Welcome served in the Senate until 1982.

“She was very impactful with the legislation that she helped pass in regards to marriage equity, even smoking bans and other kinds of things we now kind of take for granted,” Ida E. Jones, an author and archivist at Morgan State University, remarked in a televised 2019 interview.

It was Welcome’s 1975 legislation that transformed Morgan State College into Morgan State University.

“Verda Welcome is largely ignored by history, Edwin T. Johnson, assistant university archivist at Morgan State University, said in the same interview with Jones.

Johnson offered that he was hopeful that Welcome’s notoriety would change.

Her legislative accomplishments were historic. She spearheaded bills to attack discrimination in public housing and other public accommodations, and she sponsored legislation that helped to fund the construction of Provident Hospital.

Legislation put forth by Welcome also addressed equal pay, harassment of welfare recipients, illegal employment practices.

Her legislation also led to the creation of the Maryland Commission on Afro-American History and Culture.

One of fifteen children of John and Docia Freeman, Verda Freeman Welcome died in 1990.

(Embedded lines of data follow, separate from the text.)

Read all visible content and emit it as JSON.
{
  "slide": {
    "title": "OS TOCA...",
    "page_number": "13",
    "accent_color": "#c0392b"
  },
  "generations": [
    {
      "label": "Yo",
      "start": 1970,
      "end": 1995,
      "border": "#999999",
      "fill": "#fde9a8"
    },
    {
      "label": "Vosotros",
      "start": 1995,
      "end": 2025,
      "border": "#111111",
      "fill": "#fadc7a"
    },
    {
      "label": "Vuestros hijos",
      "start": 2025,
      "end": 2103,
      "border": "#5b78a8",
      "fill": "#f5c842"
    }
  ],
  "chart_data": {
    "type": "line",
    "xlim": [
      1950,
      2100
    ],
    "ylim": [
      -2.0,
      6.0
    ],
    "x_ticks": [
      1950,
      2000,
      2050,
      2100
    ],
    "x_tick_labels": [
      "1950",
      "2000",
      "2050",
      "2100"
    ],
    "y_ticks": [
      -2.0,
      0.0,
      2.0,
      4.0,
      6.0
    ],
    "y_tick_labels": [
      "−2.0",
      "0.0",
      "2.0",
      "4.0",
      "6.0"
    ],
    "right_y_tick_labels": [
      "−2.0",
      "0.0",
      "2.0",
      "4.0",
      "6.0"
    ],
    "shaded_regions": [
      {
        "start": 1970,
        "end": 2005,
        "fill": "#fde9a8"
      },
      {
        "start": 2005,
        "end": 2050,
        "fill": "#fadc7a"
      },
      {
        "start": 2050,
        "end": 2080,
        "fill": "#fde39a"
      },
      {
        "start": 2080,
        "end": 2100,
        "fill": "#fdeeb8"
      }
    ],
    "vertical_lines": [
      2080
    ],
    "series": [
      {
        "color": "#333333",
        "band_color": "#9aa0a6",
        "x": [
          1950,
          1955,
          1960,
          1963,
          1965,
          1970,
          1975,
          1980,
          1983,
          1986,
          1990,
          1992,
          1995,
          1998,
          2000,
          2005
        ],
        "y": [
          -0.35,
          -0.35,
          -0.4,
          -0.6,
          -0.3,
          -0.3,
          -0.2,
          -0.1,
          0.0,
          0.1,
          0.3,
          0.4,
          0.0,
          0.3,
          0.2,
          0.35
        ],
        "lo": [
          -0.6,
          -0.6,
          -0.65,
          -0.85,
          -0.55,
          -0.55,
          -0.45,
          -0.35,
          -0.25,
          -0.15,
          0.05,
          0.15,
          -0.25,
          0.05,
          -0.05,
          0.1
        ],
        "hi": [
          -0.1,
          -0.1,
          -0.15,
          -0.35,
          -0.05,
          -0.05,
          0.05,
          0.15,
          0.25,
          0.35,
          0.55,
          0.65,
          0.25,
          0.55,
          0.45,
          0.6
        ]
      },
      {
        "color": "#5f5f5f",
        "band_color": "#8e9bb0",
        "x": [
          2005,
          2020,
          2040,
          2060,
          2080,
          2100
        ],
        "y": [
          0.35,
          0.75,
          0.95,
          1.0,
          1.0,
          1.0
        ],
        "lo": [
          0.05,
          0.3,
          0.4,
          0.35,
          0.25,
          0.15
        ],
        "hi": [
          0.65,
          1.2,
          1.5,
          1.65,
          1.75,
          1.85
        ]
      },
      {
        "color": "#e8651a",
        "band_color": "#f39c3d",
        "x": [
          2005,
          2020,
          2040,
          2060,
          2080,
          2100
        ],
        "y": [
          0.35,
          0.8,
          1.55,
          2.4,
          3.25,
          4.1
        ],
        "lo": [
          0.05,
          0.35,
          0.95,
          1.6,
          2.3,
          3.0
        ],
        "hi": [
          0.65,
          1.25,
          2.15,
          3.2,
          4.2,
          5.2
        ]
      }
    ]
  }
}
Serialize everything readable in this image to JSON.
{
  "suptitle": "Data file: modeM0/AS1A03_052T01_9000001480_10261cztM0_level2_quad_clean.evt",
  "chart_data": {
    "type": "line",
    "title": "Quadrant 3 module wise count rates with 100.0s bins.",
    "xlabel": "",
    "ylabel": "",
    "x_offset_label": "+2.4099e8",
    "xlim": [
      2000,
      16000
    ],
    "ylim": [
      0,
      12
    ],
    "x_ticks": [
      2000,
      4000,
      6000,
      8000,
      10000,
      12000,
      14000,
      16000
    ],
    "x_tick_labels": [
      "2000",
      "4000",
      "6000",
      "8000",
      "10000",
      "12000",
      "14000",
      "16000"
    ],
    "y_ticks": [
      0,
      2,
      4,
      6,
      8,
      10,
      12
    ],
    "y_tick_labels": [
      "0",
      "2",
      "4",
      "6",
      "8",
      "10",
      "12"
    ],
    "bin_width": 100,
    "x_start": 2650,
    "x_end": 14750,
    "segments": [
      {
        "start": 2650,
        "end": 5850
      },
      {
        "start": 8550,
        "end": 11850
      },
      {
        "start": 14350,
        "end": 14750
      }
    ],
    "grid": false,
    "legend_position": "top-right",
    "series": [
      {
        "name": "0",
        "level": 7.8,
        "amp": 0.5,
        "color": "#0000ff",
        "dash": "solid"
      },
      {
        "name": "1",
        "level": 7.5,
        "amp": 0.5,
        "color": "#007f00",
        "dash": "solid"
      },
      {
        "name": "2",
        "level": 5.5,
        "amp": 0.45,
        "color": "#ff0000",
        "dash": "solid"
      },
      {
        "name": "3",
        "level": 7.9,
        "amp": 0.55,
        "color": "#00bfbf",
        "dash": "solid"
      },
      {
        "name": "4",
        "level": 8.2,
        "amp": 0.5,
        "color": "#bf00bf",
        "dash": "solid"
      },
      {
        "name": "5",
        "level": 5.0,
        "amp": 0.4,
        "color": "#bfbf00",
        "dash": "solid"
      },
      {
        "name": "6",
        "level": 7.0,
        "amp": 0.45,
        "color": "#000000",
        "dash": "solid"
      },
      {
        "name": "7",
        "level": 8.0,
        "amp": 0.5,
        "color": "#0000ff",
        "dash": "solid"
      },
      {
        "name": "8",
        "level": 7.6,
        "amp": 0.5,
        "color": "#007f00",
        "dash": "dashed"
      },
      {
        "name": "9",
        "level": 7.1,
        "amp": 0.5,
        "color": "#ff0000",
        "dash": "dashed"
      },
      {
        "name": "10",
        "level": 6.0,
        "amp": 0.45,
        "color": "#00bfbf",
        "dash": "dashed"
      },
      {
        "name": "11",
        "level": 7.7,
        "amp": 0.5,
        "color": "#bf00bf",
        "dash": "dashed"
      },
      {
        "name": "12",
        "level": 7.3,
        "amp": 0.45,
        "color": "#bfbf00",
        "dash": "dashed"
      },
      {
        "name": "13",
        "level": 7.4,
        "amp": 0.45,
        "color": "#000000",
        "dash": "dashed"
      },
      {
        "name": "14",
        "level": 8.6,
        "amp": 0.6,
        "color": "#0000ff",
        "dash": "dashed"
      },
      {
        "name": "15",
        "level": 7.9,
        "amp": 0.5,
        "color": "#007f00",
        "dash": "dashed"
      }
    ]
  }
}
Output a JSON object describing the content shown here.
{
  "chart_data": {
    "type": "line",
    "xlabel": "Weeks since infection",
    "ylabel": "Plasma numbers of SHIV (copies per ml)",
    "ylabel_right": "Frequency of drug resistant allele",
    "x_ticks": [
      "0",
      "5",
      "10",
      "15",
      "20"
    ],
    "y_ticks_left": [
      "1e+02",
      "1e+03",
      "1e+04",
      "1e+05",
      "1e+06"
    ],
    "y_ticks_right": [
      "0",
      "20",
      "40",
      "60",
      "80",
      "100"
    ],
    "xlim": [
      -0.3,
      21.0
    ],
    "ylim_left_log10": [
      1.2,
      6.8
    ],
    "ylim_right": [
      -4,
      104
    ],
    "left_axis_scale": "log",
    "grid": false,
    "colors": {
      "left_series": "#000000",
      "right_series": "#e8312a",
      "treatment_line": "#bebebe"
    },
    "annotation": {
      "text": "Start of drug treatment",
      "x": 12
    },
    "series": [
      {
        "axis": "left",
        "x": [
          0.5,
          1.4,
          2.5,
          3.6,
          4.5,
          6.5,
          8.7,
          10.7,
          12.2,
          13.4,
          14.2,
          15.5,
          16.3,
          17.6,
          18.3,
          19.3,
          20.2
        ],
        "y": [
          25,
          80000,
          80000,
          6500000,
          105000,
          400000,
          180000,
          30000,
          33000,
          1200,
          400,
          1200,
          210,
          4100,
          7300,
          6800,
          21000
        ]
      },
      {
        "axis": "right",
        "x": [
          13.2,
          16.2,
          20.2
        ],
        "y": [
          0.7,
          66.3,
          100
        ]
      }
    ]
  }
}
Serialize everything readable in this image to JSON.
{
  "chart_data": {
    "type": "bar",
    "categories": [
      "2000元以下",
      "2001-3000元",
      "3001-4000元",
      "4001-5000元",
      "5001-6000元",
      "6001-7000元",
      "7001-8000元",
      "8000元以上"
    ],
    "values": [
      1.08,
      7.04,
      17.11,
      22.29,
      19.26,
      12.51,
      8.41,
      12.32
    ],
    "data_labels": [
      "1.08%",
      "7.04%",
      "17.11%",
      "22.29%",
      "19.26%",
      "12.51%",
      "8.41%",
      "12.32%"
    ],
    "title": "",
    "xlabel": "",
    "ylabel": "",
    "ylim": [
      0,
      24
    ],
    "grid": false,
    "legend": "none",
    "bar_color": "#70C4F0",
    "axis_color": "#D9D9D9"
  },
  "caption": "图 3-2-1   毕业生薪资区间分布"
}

“She brought the entire community of those on the margins to the center of the conversation with dignity and grace,” Jones told WBAL-TV.

“The Welcome Bridge” at Morgan State University was constructed in Welcome’s honor, and officials said it provides a safe path over a busy road at the campus.

“She bridged the gap between the races,” Johnson continued.

“She bridged the gap in terms of inequities between men and women in so many facets and aspects of our world.